Finding local min, max, and saddle points in multivariable calculus

  1. 1. The problem statement, all variables and given/known data

    Find the local maximum and minimum values and saddle point(s) of the function.

    f(x,y) = 1 + 2xy - x^2 - y^2

    2. Relevant equations

    The Second Derivative Test: let D = D(a,b) = fxx(a,b)*fyy(a,b) - [fxy(a,b)]^2
    if D > 0 and fxx(a,b) > 0, then f(a,b) is a local minimum
    if D > 0 and fxx(a,b) < 0, then f(a,b) is a local maximum
    if D < 0 then f(a,b) is a saddle point
    if D = 0 then the test is inconclusive

    3. The attempt at a solution

    I tried to use the Second Derivative Test to find the local mins, maxes, and saddle points but it's inconclusive, and I don't know how else to find them. My textbook says the answer is "f has a local maximum value of 1 at all points of the form (x, x)"

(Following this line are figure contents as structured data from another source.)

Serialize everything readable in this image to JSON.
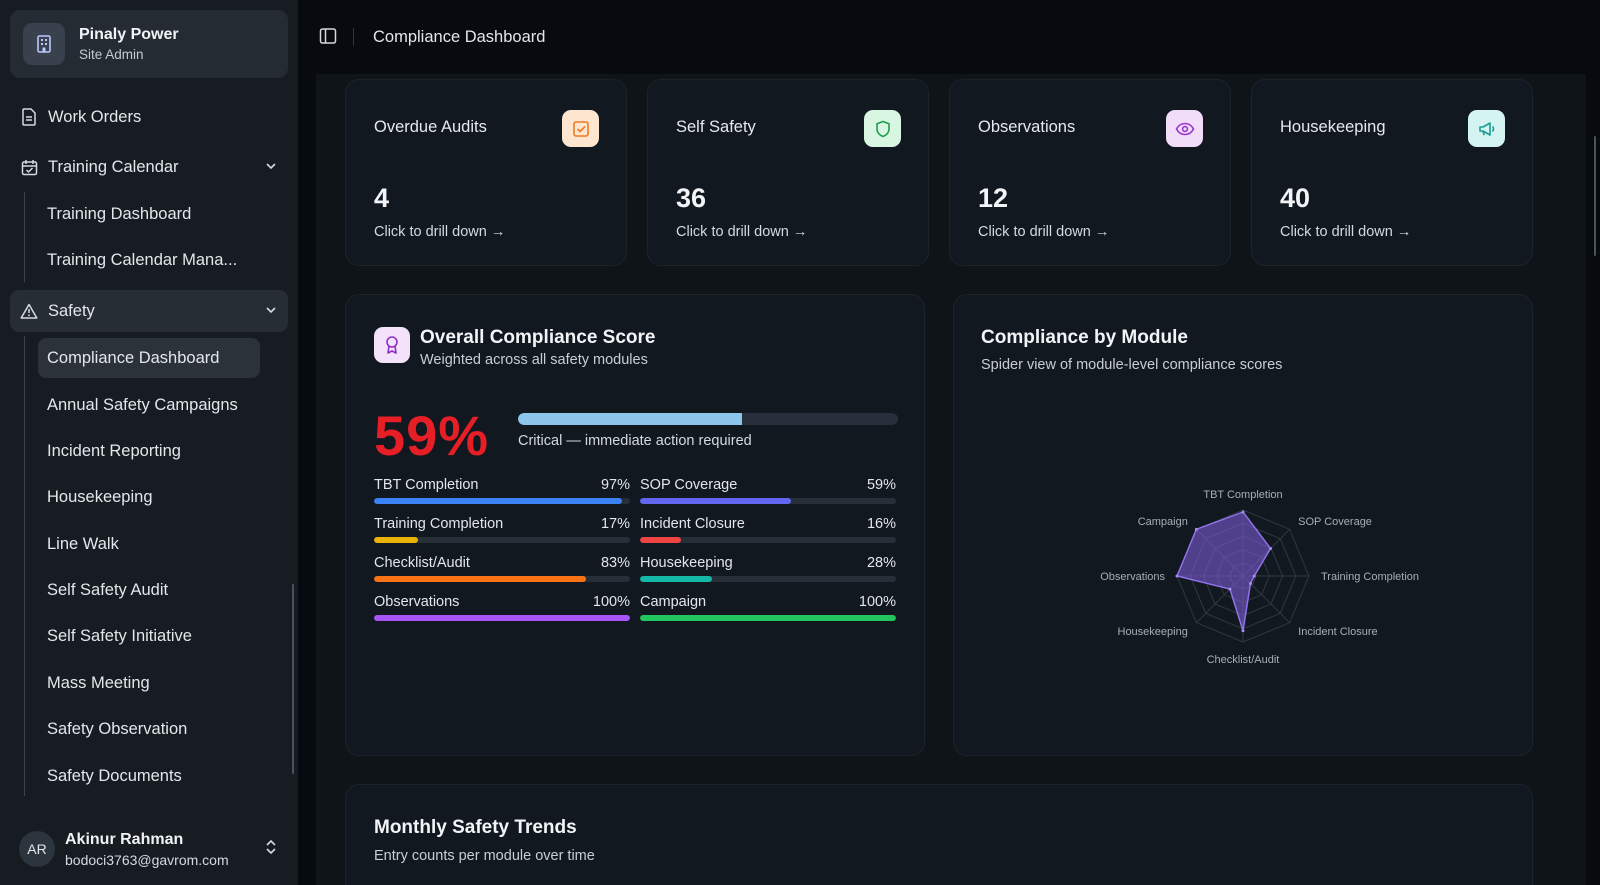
{
  "org": {
    "name": "Pinaly Power",
    "role": "Site Admin"
  },
  "nav": {
    "work_orders": "Work Orders",
    "training_calendar": "Training Calendar",
    "training_sub": [
      "Training Dashboard",
      "Training Calendar Mana..."
    ],
    "safety": "Safety",
    "safety_sub": [
      "Compliance Dashboard",
      "Annual Safety Campaigns",
      "Incident Reporting",
      "Housekeeping",
      "Line Walk",
      "Self Safety Audit",
      "Self Safety Initiative",
      "Mass Meeting",
      "Safety Observation",
      "Safety Documents"
    ]
  },
  "user": {
    "initials": "AR",
    "name": "Akinur Rahman",
    "email": "bodoci3763@gavrom.com"
  },
  "header": {
    "title": "Compliance Dashboard"
  },
  "stats": [
    {
      "label": "Overdue Audits",
      "value": "4",
      "link": "Click to drill down →",
      "icon": "checkbox-icon",
      "bg": "#fde5cf",
      "fg": "#ef7a22"
    },
    {
      "label": "Self Safety",
      "value": "36",
      "link": "Click to drill down →",
      "icon": "shield-icon",
      "bg": "#d8f6e2",
      "fg": "#1e9e4f"
    },
    {
      "label": "Observations",
      "value": "12",
      "link": "Click to drill down →",
      "icon": "eye-icon",
      "bg": "#f1dcfa",
      "fg": "#9b34d1"
    },
    {
      "label": "Housekeeping",
      "value": "40",
      "link": "Click to drill down →",
      "icon": "megaphone-icon",
      "bg": "#d4f4f1",
      "fg": "#199e93"
    }
  ],
  "overall": {
    "title": "Overall Compliance Score",
    "subtitle": "Weighted across all safety modules",
    "score_text": "59%",
    "score": 59,
    "status": "Critical — immediate action required",
    "metrics": [
      {
        "label": "TBT Completion",
        "value_text": "97%",
        "value": 97,
        "color": "#3b82f6"
      },
      {
        "label": "SOP Coverage",
        "value_text": "59%",
        "value": 59,
        "color": "#6366f1"
      },
      {
        "label": "Training Completion",
        "value_text": "17%",
        "value": 17,
        "color": "#eab308"
      },
      {
        "label": "Incident Closure",
        "value_text": "16%",
        "value": 16,
        "color": "#ef4444"
      },
      {
        "label": "Checklist/Audit",
        "value_text": "83%",
        "value": 83,
        "color": "#f97316"
      },
      {
        "label": "Housekeeping",
        "value_text": "28%",
        "value": 28,
        "color": "#14b8a6"
      },
      {
        "label": "Observations",
        "value_text": "100%",
        "value": 100,
        "color": "#a855f7"
      },
      {
        "label": "Campaign",
        "value_text": "100%",
        "value": 100,
        "color": "#22c55e"
      }
    ]
  },
  "module": {
    "title": "Compliance by Module",
    "subtitle": "Spider view of module-level compliance scores"
  },
  "chart_data": {
    "type": "radar",
    "categories": [
      "TBT Completion",
      "SOP Coverage",
      "Training Completion",
      "Incident Closure",
      "Checklist/Audit",
      "Housekeeping",
      "Observations",
      "Campaign"
    ],
    "values": [
      97,
      59,
      17,
      16,
      83,
      28,
      100,
      100
    ],
    "range": [
      0,
      100
    ],
    "color": "#7c5cd6"
  },
  "trends": {
    "title": "Monthly Safety Trends",
    "subtitle": "Entry counts per module over time"
  }
}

    This is my work for the Second Derivative Test:

    fx = 2y - 2x = 0 --> 2y = 2x --> y = x

    fy = 2x - 2y = 0 --> 2x - 2(x) = 0 --> 0 = 0

    so i guess there are critical points at every value where y = x... which matches the textbook's answer.
    and then:

    fxx = -2

    fyy = -2

    fxy = 2

    so D = fxx * fyy - (fxy)^2 = (-2)*(-2) - 2^2 = 4 - 4 = 0 so the test is inconclusive

    Is there a different way to find the local mins, maxes, and saddle points?
    1. The problem statement, all variables and given/known data



    2. Relevant equations



    3. The attempt at a solution
     
  2. jcsd
  3. got the answer, for anyone else who looks this up.

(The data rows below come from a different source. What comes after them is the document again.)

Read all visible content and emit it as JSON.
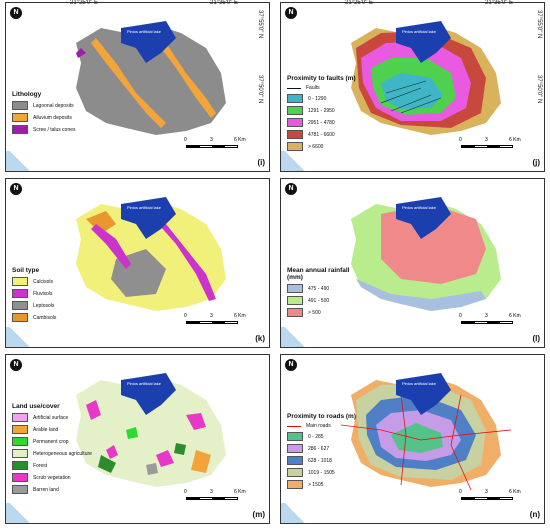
{
  "coords": {
    "lon1": "21°25'0\" E",
    "lon2": "21°35'0\" E",
    "lon1_alt": "21°25'0\" E",
    "lon2_alt": "21°35'0\" E",
    "lat1": "37°55'0\" N",
    "lat2": "37°50'0\" N"
  },
  "north_symbol": "N",
  "lake_label": "Pinios artificial lake",
  "scale": {
    "t0": "0",
    "t1": "3",
    "t2": "6 Km"
  },
  "panels": [
    {
      "id": "i",
      "label": "(i)",
      "legend_title": "Lithology",
      "items": [
        {
          "label": "Lagoonal deposits",
          "color": "#8c8c8c"
        },
        {
          "label": "Alluvium deposits",
          "color": "#f2a53a"
        },
        {
          "label": "Scree / talus cones",
          "color": "#9b1fa8"
        }
      ]
    },
    {
      "id": "j",
      "label": "(j)",
      "legend_title": "Proximity to faults (m)",
      "line_item": "Faults",
      "items": [
        {
          "label": "0 - 1290",
          "color": "#3fb6c6"
        },
        {
          "label": "1291 - 2950",
          "color": "#4fd04f"
        },
        {
          "label": "2951 - 4780",
          "color": "#e85ae0"
        },
        {
          "label": "4781 - 6600",
          "color": "#c8483e"
        },
        {
          "label": "> 6600",
          "color": "#d9b35c"
        }
      ]
    },
    {
      "id": "k",
      "label": "(k)",
      "legend_title": "Soil type",
      "items": [
        {
          "label": "Calcisols",
          "color": "#f0f07a"
        },
        {
          "label": "Fluvisols",
          "color": "#cc33cc"
        },
        {
          "label": "Leptosols",
          "color": "#8f8f8f"
        },
        {
          "label": "Cambisols",
          "color": "#e8962e"
        }
      ]
    },
    {
      "id": "l",
      "label": "(l)",
      "legend_title": "Mean annual rainfall (mm)",
      "items": [
        {
          "label": "475 - 490",
          "color": "#a9bfe0"
        },
        {
          "label": "491 - 500",
          "color": "#b9ec8c"
        },
        {
          "label": "> 500",
          "color": "#f08a8a"
        }
      ]
    },
    {
      "id": "m",
      "label": "(m)",
      "legend_title": "Land use/cover",
      "items": [
        {
          "label": "Artificial surface",
          "color": "#f2a0f2"
        },
        {
          "label": "Arable land",
          "color": "#f2a33a"
        },
        {
          "label": "Permanent crop",
          "color": "#2fd92f"
        },
        {
          "label": "Heterogeneous agriculture",
          "color": "#e4f0c8"
        },
        {
          "label": "Forest",
          "color": "#2e8b2e"
        },
        {
          "label": "Scrub vegetation",
          "color": "#e838c8"
        },
        {
          "label": "Barren land",
          "color": "#9a9a9a"
        }
      ]
    },
    {
      "id": "n",
      "label": "(n)",
      "legend_title": "Proximity to roads (m)",
      "line_item": "Main roads",
      "items": [
        {
          "label": "0 - 285",
          "color": "#55c28a"
        },
        {
          "label": "286 - 627",
          "color": "#c69be8"
        },
        {
          "label": "628 - 1018",
          "color": "#4f7fc4"
        },
        {
          "label": "1019 - 1505",
          "color": "#c8d2a0"
        },
        {
          "label": "> 1505",
          "color": "#f0ae68"
        }
      ]
    }
  ]
}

    Rewriting the function as f(x, y) = (x - y)^2 + 1,
    we see that the minimum value must be 1 (since 0 is the smallest value of a square),
    and this is attained whenever y = x (i.e., points of the form (x, x)).
     
  4. Mark44

    Staff: Mentor

    fx = 2y - 2x
    fx = 0 ==> y = x

    fy = 2x - 2y
    fy = 0 ==> x = y

    fx and fy are both zero along the line y = x.
    The function can be written as f(x, y) = 1 - (x2 - 2xy + y2), and the right side can be written in factored form, which should give you some ideas for finding the global maxima and minima.
     
  5. that does make a lot of sense... i never thought to take a more direct approach. thank you for your help!